Here is another important difference between norm-referenced scores and criterion-referenced scores, particularly useful in explaining your scores to others. If a student's norm-referenced score (NCE, percentile, stanine) does not go up over time, that does not mean the student has not learned more. It merely means the student has maintained his or her position relative to other students. Think of a footrace. The runners may finish the race in the same order that they were halfway through the race. They all made progress. It's just that the runner in the middle didn't catch up to the runners in front.

In contrast, with criterion-referenced scores, the expectation is that students with lower scores will go up as they learn more. We want students who scored "below basic" to move up to "basic," then "proficient," then maybe even "advanced." We want students who started at Level 1 in English to move up to Level 2, then Level 3, etc.

It is important to understand the kinds of scores that are being used in the evaluation in order to interpret and explain them.

Section 6 of this Toolkit provides detailed information on data analysis. Different analyses are appropriate for different kinds of scores, as that section explains. It may be useful to study that section and then return to this discussion afterwards.

 

Professional Development

The major education associations strongly believe that teachers should possess strong assessment competencies, including the following:

  • Teachers should be skilled in using assessment results when making decisions about individual students, planning teaching, developing curriculum, and improving schools
  • Teachers should be skilled in communicating assessment results to students, parents, other lay audiences, and other educators (AFT, NCME, & NEA, 1990)

Developing these competencies may require training at the school site. Training may be required in understanding achievement test scores—how to interpret them and how to use them as one indicator to diagnose students' strengths and weaknesses. Once teachers have this knowledge, they have no difficulty in communicating with parents and others about student performance. Other training should include assessment instruments that are developed at the district or school site level or by another educator to assess particular student or classroom characteristics.

For example, the authors of this Toolkit have found that when teachers were not well trained in the assessment rubrics, there were reliability problems:

  1. Some teachers were much too liberal and others too conservative in their ratings.
  2. Expectations for language minority and language majority students affected teacher ratings in ways that favored language majority students.
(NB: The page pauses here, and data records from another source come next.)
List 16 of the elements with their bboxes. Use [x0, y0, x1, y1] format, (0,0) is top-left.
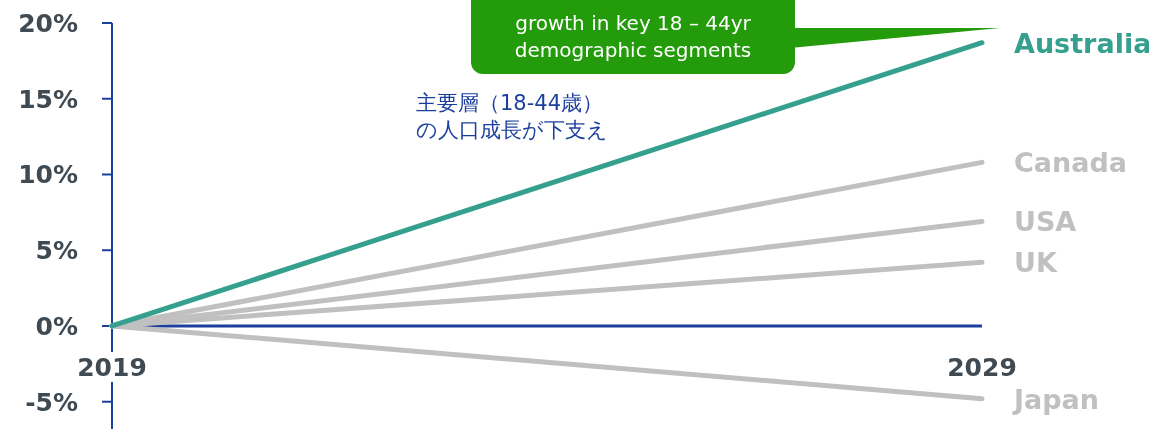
- y-tick-label: 0%: [35, 311, 78, 341]
- series-label: Australia: [1014, 27, 1149, 59]
- y-tick-label: -5%: [25, 387, 78, 417]
- annotation: の人口成長が下支え: [416, 118, 608, 142]
- series-label: Japan: [1012, 383, 1100, 415]
- annotation: 主要層（18-44歳）: [416, 91, 604, 115]
- y-tick-label: 15%: [18, 84, 78, 114]
- y-tick-label: 5%: [35, 236, 78, 266]
- x-tick-label: 2029: [947, 352, 1017, 382]
- series-label: USA: [1014, 206, 1077, 238]
- y-tick-label: 10%: [18, 160, 78, 190]
- x-tick-label: 2019: [77, 352, 147, 382]
- series-label: UK: [1014, 247, 1058, 279]
- series-label: Canada: [1014, 147, 1128, 179]
- y-tick-label: 20%: [18, 9, 78, 38]
- annotation: growth in key 18 – 44yr demographic segments: [514, 11, 752, 62]
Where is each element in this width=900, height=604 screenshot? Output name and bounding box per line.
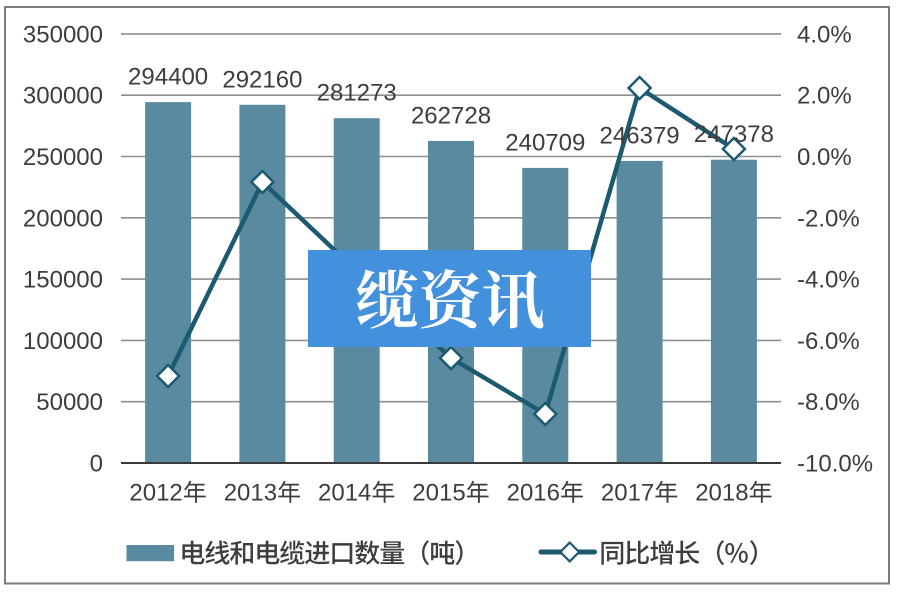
svg-text:292160: 292160: [222, 66, 302, 93]
svg-text:247378: 247378: [694, 121, 774, 148]
svg-text:4.0%: 4.0%: [797, 21, 852, 48]
svg-text:100000: 100000: [23, 328, 103, 355]
svg-text:240709: 240709: [505, 129, 585, 156]
svg-text:2.0%: 2.0%: [797, 83, 852, 110]
svg-text:150000: 150000: [23, 267, 103, 294]
svg-text:2012: 2012: [129, 480, 182, 507]
svg-text:2017: 2017: [601, 480, 654, 507]
svg-text:-2.0%: -2.0%: [797, 205, 860, 232]
svg-text:350000: 350000: [23, 21, 103, 48]
svg-text:-6.0%: -6.0%: [797, 328, 860, 355]
svg-text:0: 0: [90, 451, 103, 478]
svg-text:262728: 262728: [411, 102, 491, 129]
svg-text:0.0%: 0.0%: [797, 144, 852, 171]
svg-text:300000: 300000: [23, 83, 103, 110]
svg-text:-4.0%: -4.0%: [797, 267, 860, 294]
svg-text:50000: 50000: [36, 389, 103, 416]
svg-text:294400: 294400: [128, 64, 208, 91]
svg-text:2015: 2015: [412, 480, 465, 507]
svg-text:2018: 2018: [695, 480, 748, 507]
svg-text:246379: 246379: [600, 122, 680, 149]
svg-text:250000: 250000: [23, 144, 103, 171]
svg-text:200000: 200000: [23, 205, 103, 232]
svg-text:2013: 2013: [224, 480, 277, 507]
svg-text:-10.0%: -10.0%: [797, 451, 873, 478]
svg-text:2014: 2014: [318, 480, 371, 507]
svg-text:-8.0%: -8.0%: [797, 389, 860, 416]
svg-text:281273: 281273: [317, 80, 397, 107]
svg-text:2016: 2016: [507, 480, 560, 507]
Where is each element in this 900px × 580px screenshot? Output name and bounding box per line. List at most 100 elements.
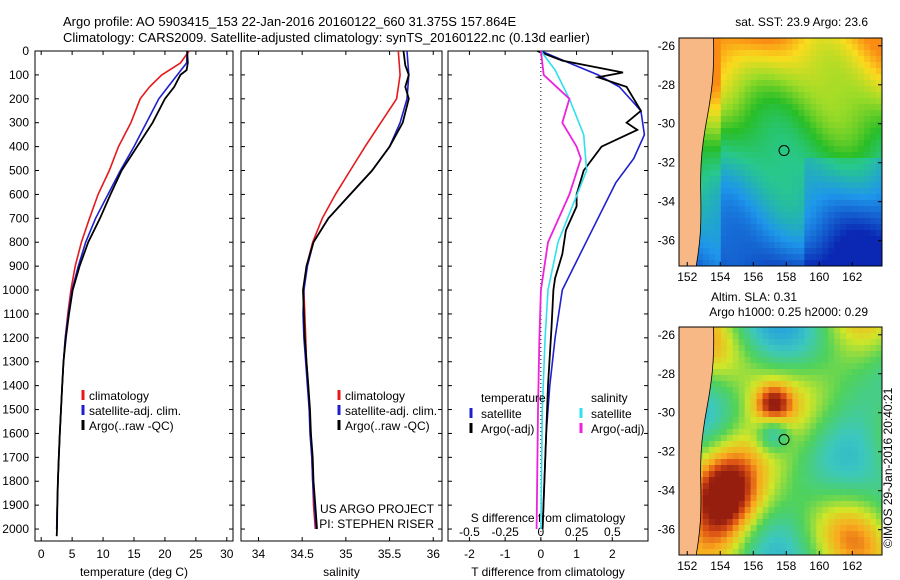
map-cell bbox=[792, 110, 799, 117]
map-cell bbox=[864, 68, 871, 75]
legend-label: Argo(-adj) bbox=[591, 422, 644, 436]
map-cell bbox=[864, 44, 871, 51]
map-cell bbox=[852, 116, 859, 123]
map-cell bbox=[792, 92, 799, 99]
map-cell bbox=[696, 531, 704, 538]
map-cell bbox=[804, 200, 811, 207]
map-cell bbox=[714, 80, 722, 87]
map-cell bbox=[822, 333, 829, 340]
map-cell bbox=[738, 477, 746, 484]
map-cell bbox=[768, 62, 776, 69]
map-cell bbox=[726, 435, 734, 442]
map-cell bbox=[738, 501, 746, 508]
map-cell bbox=[804, 483, 811, 490]
map-cell bbox=[864, 104, 871, 111]
map-cell bbox=[786, 429, 794, 436]
map-cell bbox=[786, 405, 794, 412]
map-cell bbox=[792, 134, 799, 141]
map-cell bbox=[786, 164, 794, 171]
map-cell bbox=[726, 495, 734, 502]
map-cell bbox=[810, 236, 817, 243]
map-cell bbox=[846, 399, 853, 406]
map-cell bbox=[750, 230, 758, 237]
map-cell bbox=[798, 140, 805, 147]
map-cell bbox=[732, 236, 740, 243]
map-cell bbox=[792, 98, 799, 105]
map-cell bbox=[792, 489, 799, 496]
map-cell bbox=[702, 543, 710, 550]
map-cell bbox=[726, 230, 734, 237]
map-cell bbox=[852, 501, 859, 508]
map-cell bbox=[696, 549, 704, 555]
map-cell bbox=[810, 116, 817, 123]
map-cell bbox=[744, 381, 752, 388]
annotation-text: PI: STEPHEN RISER bbox=[319, 517, 434, 531]
map-cell bbox=[774, 254, 782, 261]
map-cell bbox=[846, 405, 853, 412]
map-cell bbox=[846, 254, 853, 261]
map-cell bbox=[762, 200, 770, 207]
map-cell bbox=[762, 224, 770, 231]
map-cell bbox=[762, 381, 770, 388]
map-cell bbox=[720, 98, 728, 105]
map-cell bbox=[870, 441, 877, 448]
map-cell bbox=[834, 212, 841, 219]
map-cell bbox=[756, 387, 764, 394]
legend-label: satellite bbox=[591, 407, 632, 421]
map-cell bbox=[774, 387, 782, 394]
map-cell bbox=[846, 110, 853, 117]
map-cell bbox=[726, 104, 734, 111]
map-cell bbox=[822, 393, 829, 400]
map-cell bbox=[756, 375, 764, 382]
map-cell bbox=[780, 140, 788, 147]
map-cell bbox=[720, 146, 728, 153]
map-cell bbox=[828, 513, 835, 520]
map-cell bbox=[858, 200, 865, 207]
map-cell bbox=[786, 260, 794, 266]
map-cell bbox=[774, 248, 782, 255]
map-cell bbox=[720, 134, 728, 141]
map-cell bbox=[822, 80, 829, 87]
map-cell bbox=[822, 50, 829, 57]
map-cell bbox=[804, 531, 811, 538]
map-x-tick-label: 158 bbox=[776, 559, 796, 573]
map-cell bbox=[732, 230, 740, 237]
map-cell bbox=[846, 429, 853, 436]
map-cell bbox=[720, 38, 728, 45]
map-cell bbox=[852, 549, 859, 555]
map-cell bbox=[732, 260, 740, 266]
map-cell bbox=[756, 116, 764, 123]
map-cell bbox=[876, 513, 882, 520]
map-cell bbox=[774, 200, 782, 207]
map-cell bbox=[804, 357, 811, 364]
map-cell bbox=[792, 188, 799, 195]
map-cell bbox=[726, 242, 734, 249]
map-cell bbox=[768, 501, 776, 508]
map-cell bbox=[750, 351, 758, 358]
map-cell bbox=[792, 351, 799, 358]
map-cell bbox=[750, 146, 758, 153]
map-cell bbox=[780, 543, 788, 550]
map-cell bbox=[846, 152, 853, 159]
map-cell bbox=[738, 411, 746, 418]
map-cell bbox=[804, 339, 811, 346]
map-cell bbox=[702, 224, 710, 231]
map-cell bbox=[858, 164, 865, 171]
map-cell bbox=[858, 471, 865, 478]
map-cell bbox=[792, 254, 799, 261]
map-cell bbox=[720, 110, 728, 117]
map-cell bbox=[792, 525, 799, 532]
map-cell bbox=[762, 50, 770, 57]
legend-label: Argo(..raw -QC) bbox=[89, 419, 174, 433]
map-cell bbox=[708, 405, 716, 412]
x-tick-label: 15 bbox=[127, 547, 141, 561]
map-cell bbox=[858, 363, 865, 370]
map-cell bbox=[702, 254, 710, 261]
map-cell bbox=[768, 140, 776, 147]
map-cell bbox=[858, 513, 865, 520]
map-cell bbox=[864, 507, 871, 514]
map-cell bbox=[732, 345, 740, 352]
map-cell bbox=[822, 254, 829, 261]
map-cell bbox=[834, 531, 841, 538]
map-cell bbox=[738, 399, 746, 406]
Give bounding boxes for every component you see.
Because individuals in the US typically do not expect a native English speaker to speak in Spanish, the scores of these students tended to be higher in Spanish than the scores in English of the language minority students, who were expected to learn to speak English.

Finally, we found that some teachers collected the portfolio data, but never used it. While it may seem obvious to some teachers how to use portfolio data, training may be needed to assist teachers in using this rich source of information for making instructional decisions about students.